Pemerintah Terbitkan 14 Aturan Turunan UU Harmonisasi Peraturan Perpajakan

JAKARTA, SURYAKABAR.com – Pemerintah menerbitkan 14 aturan turunan berupa Peraturan Menteri Keuangan (PMK) untuk mengimplementasikan ketentuan pada UU Nomor 7 Tahun 2021 tentang Harmonisasi Peraturan Perpajakan. Dalam penerbitannya, pemerintah berupaya merumuskan kebijakan yang seimbang untuk mendukung pemulihan ekonomi nasional.

Penerbitan PMK tersebut diharapkan dapat memudahkan Wajib Pajak dalam memahami dan melaksanakan amanat terkait kebijakan pada UU HPP.

“Kami berharap agar wajib pajak dapat melaksanakan kewajiban perpajakan sesuai dengan ketentuan yang telah ditetapkan pada UU HPP serta aturan turunannya,” ungkap Direktur Penyuluhan, Pelayanan, dan Hubungan Masyarakat Direktorat Jenderal Pajak (DJP) Neilmaldrin Noor.

Adapun daftar PMK yang diterbitkan adalah sebagai berikut:

1. PMK Nomor 58/PMK.03/2022 tentang Penunjukan Pihak Lain sebagai Pemungut Pajak dan Tata Cara Pemungutan, Penyetoran, dan/atau Pelaporan Pajak yang Dipungut oleh Pihak Lain atas Transaksi Pengadaan Barang dan/atau Jasa melalui Sistem Informasi Pengadaan Pemerintah.

Pokok pengaturan PMK tersebut adalah sebagai berikut:

a.

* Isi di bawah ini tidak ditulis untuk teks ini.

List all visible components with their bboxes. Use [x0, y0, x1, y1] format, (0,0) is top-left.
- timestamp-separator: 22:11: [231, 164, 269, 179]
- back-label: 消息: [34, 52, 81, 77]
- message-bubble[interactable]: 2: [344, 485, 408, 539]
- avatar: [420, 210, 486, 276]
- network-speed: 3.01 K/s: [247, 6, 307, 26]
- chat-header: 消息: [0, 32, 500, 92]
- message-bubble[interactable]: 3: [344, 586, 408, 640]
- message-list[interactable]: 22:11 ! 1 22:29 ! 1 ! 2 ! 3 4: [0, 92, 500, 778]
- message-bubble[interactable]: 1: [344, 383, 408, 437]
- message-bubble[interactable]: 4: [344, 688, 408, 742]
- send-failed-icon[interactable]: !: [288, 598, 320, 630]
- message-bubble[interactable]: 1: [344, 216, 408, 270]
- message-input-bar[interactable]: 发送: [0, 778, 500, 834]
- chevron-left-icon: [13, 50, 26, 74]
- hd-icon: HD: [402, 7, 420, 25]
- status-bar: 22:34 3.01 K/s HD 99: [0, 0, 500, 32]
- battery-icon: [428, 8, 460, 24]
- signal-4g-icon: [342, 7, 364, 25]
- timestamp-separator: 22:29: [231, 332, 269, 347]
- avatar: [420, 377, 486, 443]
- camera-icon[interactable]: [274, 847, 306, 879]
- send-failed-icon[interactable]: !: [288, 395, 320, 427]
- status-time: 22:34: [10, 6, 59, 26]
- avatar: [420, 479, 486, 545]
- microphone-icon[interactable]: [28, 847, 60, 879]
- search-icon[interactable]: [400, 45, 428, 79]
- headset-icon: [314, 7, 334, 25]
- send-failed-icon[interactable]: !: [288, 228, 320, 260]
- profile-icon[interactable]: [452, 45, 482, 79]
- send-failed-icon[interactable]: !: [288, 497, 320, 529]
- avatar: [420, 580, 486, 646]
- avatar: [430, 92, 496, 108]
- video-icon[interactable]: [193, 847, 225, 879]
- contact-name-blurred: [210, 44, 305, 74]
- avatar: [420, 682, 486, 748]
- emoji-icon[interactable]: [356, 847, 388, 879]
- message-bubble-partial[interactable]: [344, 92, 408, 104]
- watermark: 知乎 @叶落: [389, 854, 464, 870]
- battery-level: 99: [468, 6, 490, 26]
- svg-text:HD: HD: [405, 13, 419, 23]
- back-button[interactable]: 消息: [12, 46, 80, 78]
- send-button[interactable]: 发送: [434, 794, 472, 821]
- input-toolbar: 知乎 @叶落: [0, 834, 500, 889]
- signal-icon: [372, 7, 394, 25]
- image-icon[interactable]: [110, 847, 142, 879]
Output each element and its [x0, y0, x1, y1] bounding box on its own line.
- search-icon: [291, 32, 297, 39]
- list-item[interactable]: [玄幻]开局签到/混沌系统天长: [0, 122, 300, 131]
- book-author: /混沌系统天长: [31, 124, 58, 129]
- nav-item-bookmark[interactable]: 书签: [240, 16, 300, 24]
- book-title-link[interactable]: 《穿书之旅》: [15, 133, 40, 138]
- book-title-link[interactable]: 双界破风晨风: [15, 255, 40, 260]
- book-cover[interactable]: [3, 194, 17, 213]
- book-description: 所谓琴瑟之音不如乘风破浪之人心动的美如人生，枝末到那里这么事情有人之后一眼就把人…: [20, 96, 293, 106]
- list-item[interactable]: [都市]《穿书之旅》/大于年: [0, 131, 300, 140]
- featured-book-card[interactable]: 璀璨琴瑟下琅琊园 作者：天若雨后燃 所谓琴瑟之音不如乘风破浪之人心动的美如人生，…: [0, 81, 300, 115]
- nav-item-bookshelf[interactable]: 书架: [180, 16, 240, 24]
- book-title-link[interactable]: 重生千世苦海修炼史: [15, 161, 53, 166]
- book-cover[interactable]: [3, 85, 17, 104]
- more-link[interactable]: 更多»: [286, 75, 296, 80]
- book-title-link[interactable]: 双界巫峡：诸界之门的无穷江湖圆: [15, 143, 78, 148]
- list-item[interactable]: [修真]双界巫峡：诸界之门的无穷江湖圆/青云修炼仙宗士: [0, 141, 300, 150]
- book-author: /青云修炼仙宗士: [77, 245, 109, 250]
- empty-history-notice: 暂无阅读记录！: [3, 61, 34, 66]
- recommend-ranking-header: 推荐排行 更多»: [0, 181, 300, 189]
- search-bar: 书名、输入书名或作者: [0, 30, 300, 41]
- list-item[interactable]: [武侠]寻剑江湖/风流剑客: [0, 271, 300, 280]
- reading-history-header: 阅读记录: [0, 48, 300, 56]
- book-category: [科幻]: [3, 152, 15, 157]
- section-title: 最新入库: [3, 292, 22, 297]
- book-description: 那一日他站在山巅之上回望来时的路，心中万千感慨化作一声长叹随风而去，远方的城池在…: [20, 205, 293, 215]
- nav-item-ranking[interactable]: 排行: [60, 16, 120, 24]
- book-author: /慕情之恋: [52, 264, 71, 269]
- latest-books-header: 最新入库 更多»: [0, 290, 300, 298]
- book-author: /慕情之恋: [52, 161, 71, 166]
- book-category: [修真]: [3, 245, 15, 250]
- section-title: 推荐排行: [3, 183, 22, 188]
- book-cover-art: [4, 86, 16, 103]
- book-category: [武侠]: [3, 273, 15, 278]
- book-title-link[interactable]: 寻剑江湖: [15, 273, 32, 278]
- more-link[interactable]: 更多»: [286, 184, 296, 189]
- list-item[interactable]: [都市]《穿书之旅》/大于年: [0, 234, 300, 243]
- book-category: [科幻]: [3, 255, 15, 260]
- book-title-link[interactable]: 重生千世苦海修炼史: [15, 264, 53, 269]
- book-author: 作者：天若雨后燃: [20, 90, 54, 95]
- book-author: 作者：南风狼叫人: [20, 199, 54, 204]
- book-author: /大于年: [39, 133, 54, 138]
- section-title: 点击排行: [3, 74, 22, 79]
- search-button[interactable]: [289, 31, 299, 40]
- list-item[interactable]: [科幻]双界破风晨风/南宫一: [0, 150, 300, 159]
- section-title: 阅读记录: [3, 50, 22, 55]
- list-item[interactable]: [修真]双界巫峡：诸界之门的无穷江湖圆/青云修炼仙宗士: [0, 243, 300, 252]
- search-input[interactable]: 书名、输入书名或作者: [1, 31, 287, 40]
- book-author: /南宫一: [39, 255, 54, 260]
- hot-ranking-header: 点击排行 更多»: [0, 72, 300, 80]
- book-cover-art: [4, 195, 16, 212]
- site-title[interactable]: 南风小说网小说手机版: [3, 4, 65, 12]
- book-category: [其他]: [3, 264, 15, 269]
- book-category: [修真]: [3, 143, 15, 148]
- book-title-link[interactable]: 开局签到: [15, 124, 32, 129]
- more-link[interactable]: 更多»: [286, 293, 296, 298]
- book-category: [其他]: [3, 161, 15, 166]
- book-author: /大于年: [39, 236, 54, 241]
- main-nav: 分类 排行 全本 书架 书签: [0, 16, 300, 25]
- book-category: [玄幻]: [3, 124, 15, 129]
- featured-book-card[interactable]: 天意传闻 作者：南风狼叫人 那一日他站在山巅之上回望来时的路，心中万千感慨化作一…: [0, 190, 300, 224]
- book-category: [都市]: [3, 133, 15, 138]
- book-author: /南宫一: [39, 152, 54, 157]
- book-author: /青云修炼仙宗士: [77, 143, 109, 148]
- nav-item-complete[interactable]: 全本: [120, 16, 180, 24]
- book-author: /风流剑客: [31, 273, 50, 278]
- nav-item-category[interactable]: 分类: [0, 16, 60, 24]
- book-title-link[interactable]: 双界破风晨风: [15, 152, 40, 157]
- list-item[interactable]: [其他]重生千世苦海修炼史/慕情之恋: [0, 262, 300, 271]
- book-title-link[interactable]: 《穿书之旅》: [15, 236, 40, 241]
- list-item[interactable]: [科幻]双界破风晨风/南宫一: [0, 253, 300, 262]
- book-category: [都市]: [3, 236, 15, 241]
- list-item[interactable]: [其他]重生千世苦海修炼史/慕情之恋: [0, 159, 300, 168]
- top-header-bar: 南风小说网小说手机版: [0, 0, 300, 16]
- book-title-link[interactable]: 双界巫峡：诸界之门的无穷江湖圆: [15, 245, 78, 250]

Penyerahan barang dan/atau jasa yang dilakukan oleh rekanan meliputi penyerahan kepada Instansi Pemerintah dan pihak selain Instansi Pemerintah dalam Sistem Informasi Pengadaan.

b. Pihak Lain sebagai pemungut atas transaksi pengadaan barang dan/atau jasa melalui Sistem Informasi Pengadaan terdiri dari Ritel Daring Pengadaan dan Marketplace Pengadaan.

c. Pajak yang dipungut oleh Pihak Lain meliputi PPh Pasal 22, PPN, atau PPN dan PPnBM.

2. PMK Nomor 59/PMK.03/2022 tentang Perubahan atas Peraturan Menteri Keuangan Nomor 231/PMK.03/2019 tentang Tata Cara Pendaftaran dan Penghapusan Nomor Pokok Wajib Pajak, Pengukuhan dan Pencabutan Pengukuhan Pengusaha Kena Pajak, serta Pemotongan dan/atau Pemungutan, Penyetoran, dan Pelaporan Pajak bagi Instansi Pemerintah.

Pokok pengaturan PMK tersebut adalah sebagai berikut:

a. Mengatur pengecualian pemotongan dan/atau pemungutan pajak oleh Instansi Pemerintah untuk transaksi yang dilakukan melalui Sistem Informasi Pengadaan Pemerintah.

b. Mengatur perlakuan pemungutan pajak untuk transaksi yang menggunakan kartu kredit pemerintah bagi pemerintah daerah dan pemerintah desa menjadi sama dengan perlakuan untuk transaksi yang menggunakan kartu kredit pemerintah pusat.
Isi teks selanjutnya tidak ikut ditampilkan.